Using a bipolar coagulator, Keith Black seals off blood vessels in Broca’s area of the brain, which controls language production. Coagulation controls bleeding with little manipulation of the brain, clearing the field so the surgeon can remove a glioblastoma multiforme, the most aggressive brain cancer. All signs of the tumor were removed.




As he sits across the conference table in his corner office at Cedars-Sinai Medical Center in Los Angeles, it is clear that such descriptions make him nervous. Like most men who scale high mountains, he has had close calls with hubris. He knows the double edge of outsize ambition—its power both to set one’s course and to undo it. In fact, he remembers the precise day on which his course was set—and the day, several years later, when it was undone, then reset.

“I was 19,” Black says, in a soft-spoken voice that bears traces of his Alabama boyhood, “in my first year at the University of Michigan, when I opened up my first neuroanatomy textbook, and knew what I wanted to do.” Until then, he had devoted himself precociously to the heart, publishing his first scientific paper, on damage to red blood cells from open-heart surgery, at age 17. “But it took just one look into that neuroanatomy book,” Black says, “and I sort of forgot about the heart.
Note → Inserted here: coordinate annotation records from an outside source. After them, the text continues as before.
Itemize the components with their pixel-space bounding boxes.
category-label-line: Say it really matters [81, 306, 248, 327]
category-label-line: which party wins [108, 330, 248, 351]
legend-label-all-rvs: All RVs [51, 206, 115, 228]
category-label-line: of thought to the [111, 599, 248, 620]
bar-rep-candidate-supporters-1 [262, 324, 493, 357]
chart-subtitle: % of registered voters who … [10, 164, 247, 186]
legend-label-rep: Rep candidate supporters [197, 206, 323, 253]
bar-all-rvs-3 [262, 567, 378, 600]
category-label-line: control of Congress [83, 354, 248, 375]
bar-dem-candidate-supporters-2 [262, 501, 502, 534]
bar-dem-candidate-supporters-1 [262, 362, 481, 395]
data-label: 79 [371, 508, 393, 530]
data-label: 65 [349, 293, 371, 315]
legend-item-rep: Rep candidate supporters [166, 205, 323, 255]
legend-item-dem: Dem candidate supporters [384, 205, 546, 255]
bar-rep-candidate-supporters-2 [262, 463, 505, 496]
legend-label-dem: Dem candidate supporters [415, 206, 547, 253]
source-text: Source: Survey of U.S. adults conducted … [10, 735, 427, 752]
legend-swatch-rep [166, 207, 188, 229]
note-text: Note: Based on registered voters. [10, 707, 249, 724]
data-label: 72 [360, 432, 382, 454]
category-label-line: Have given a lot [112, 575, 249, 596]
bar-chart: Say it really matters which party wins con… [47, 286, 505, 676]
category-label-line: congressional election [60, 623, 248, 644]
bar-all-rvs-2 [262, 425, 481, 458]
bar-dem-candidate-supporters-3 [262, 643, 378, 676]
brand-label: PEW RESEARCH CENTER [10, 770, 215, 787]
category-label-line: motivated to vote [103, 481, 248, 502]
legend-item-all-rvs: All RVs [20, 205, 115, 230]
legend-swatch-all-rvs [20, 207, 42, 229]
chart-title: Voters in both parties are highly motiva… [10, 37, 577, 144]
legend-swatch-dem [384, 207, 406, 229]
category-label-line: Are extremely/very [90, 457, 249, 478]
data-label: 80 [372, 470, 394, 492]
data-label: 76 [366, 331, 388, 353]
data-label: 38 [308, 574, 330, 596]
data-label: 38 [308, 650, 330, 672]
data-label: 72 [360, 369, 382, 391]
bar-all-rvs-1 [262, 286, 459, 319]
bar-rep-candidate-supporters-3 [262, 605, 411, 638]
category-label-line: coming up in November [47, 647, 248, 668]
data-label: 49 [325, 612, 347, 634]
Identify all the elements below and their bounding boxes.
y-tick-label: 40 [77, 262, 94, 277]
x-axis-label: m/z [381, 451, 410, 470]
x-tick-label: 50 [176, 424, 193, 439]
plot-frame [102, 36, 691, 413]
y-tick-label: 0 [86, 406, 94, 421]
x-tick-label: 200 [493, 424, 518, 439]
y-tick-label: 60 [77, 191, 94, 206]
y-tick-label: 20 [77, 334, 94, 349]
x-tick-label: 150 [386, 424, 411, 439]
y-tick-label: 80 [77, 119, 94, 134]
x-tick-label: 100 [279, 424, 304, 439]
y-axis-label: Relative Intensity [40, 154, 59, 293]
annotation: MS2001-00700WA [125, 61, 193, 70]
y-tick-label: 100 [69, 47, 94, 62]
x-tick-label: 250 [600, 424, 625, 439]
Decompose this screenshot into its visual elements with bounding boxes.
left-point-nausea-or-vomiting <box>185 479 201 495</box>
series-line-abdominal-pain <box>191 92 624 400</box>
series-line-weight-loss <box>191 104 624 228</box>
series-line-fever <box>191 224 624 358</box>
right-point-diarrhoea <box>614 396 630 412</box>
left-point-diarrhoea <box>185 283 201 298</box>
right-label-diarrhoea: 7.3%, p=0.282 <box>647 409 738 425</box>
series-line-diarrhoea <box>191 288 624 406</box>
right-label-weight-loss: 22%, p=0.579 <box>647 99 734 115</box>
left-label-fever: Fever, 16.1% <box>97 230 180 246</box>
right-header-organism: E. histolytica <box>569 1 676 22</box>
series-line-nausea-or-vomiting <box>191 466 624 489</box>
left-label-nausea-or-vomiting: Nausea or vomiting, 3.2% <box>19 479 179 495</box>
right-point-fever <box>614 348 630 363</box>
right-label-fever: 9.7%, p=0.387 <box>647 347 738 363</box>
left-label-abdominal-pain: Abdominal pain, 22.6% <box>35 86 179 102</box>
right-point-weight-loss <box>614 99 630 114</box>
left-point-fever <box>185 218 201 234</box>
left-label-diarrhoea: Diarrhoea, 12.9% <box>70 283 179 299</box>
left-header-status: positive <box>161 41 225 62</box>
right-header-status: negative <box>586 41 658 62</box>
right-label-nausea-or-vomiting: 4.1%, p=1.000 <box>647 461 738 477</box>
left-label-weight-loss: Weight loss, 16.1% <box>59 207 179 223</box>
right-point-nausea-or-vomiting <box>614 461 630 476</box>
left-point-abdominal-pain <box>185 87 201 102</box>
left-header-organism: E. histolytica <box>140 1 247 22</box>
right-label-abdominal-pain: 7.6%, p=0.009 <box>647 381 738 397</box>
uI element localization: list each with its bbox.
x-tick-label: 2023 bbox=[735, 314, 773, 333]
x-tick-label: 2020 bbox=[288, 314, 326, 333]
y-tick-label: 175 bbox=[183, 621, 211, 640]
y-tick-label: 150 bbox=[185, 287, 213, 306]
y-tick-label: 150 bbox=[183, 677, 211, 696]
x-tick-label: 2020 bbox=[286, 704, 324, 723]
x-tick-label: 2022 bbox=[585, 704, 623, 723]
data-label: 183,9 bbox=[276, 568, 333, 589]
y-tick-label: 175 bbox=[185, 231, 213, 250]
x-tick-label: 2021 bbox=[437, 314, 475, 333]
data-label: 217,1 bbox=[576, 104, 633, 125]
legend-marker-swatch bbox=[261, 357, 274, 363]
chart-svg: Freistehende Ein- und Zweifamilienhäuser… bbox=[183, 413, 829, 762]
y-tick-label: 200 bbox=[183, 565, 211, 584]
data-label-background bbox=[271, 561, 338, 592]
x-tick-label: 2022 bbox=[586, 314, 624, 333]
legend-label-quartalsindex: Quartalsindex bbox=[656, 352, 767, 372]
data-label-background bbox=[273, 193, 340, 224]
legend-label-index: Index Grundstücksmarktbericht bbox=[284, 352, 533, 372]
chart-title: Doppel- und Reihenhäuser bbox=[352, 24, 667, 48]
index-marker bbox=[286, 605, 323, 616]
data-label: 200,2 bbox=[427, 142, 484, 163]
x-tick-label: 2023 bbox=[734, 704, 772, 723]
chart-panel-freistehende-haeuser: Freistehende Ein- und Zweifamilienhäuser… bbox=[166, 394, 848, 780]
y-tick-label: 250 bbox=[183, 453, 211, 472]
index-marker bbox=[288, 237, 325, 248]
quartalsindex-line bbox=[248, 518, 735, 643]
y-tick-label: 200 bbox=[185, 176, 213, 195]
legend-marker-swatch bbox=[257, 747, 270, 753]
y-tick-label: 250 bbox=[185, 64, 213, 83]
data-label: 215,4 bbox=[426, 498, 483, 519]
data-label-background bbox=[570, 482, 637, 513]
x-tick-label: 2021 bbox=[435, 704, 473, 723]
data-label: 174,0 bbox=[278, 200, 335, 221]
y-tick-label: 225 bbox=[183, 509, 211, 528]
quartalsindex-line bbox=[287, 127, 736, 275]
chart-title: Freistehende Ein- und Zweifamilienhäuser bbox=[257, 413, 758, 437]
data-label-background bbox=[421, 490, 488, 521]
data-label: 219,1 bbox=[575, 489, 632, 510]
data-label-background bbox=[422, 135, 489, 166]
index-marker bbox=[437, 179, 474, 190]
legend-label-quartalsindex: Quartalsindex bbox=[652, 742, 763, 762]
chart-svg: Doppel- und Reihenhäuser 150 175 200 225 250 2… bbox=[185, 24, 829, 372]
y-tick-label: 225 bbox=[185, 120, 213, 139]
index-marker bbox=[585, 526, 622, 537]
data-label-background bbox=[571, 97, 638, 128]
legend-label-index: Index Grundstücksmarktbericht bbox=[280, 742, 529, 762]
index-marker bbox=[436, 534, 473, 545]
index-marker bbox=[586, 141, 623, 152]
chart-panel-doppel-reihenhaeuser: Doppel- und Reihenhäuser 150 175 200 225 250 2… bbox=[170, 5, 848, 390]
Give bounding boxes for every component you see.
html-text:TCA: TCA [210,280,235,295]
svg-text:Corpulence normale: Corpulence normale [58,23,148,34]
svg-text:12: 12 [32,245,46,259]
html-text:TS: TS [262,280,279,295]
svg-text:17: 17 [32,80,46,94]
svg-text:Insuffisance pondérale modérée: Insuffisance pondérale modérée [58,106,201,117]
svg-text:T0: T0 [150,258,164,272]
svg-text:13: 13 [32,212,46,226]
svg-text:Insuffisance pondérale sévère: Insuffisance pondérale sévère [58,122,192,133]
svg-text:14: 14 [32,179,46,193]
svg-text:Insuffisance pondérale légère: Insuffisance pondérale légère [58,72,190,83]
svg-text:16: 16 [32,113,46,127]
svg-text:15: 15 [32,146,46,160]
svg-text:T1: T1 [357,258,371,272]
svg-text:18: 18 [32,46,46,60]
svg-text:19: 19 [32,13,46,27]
If you look at the anatomy, the structure, the function, there’s nothing in the universe that’s more beautiful, that’s more complex, than the human brain.”

What compelled his interest was the mystery of consciousness. “I wanted to understand how sensory information enters the brain and gives rise to thought,” he says.

And so, Black says, “I studied everything I could get my hands on about neuroanatomy, neurochemistry, neurophysiology, but at some point I realized I was just learning more and more about less and less. I wasn’t getting any closer to explaining consciousness.” In medical school, he expanded his studies to include philosophy but hit dead ends like the classic paradox, How can a brain ever understand itself if an organism has to be more complex than the organism it is trying to comprehend? The next avenue for Black was “studying different religions, looking for common truths.”

“I became very spiritual,” he says. He began meditating, hoping to stumble upon a secret route to understanding consciousness. “One day, when I was about 24, I was meditating, and I had this out-of-body experience. I felt myself sort of rising up to the ceiling, looking down on myself, and I heard this voice saying, ‘If you want to understand consciousness, go through the ceiling.’ And I remember being very afraid.

“Then the voice said, ‘But if you go through the ceiling, there’s no need to come back,’ as if the message was: If you actually understood consciousness, you would also understand there was no reason to be here on Earth anymore.

“I said, ‘I think I want to stay here.’ ”

That day Black decided to leave the mystery of consciousness alone for a while and to apply himself instead to doing some earthly good for the human brain.

If he couldn’t master what he calls the sacred brain, he could at least serve it. And with that attitude, he embarked on a neurosurgical residency at the University of Michigan in 1982. He focused almost immediately on the challenge of defending the brain against its deadliest enemy—glioblastoma multiforme, the most common and rapacious form of primary brain cancer. Mean survival time without surgery is five months, and if a tumor is located near parts of the brain that control essential functions, like speech, perception, or motor activity, most surgeons consider it inoperable.

Black’s goal was to develop the skills to operate on the inoperable, and the awe with which he regards the brain helped him develop those skills. During his residency, he saw the damage done to the brain by the instruments of surgery. His approach: “I never touch the brain.” His goal is to touch only the tumor.

“The whole concept,” he says, “is to slip in and out like a thief in the night, stealing the tumor without ever waking the sleeping brain.” Advances in imaging technology over the past two decades have greatly enhanced the precision of neurosurgery, but as Black says, “you still have to integrate that technology in a way that allows you to decide what the safest corridor is into the brain, and you still have to remove the tumor.”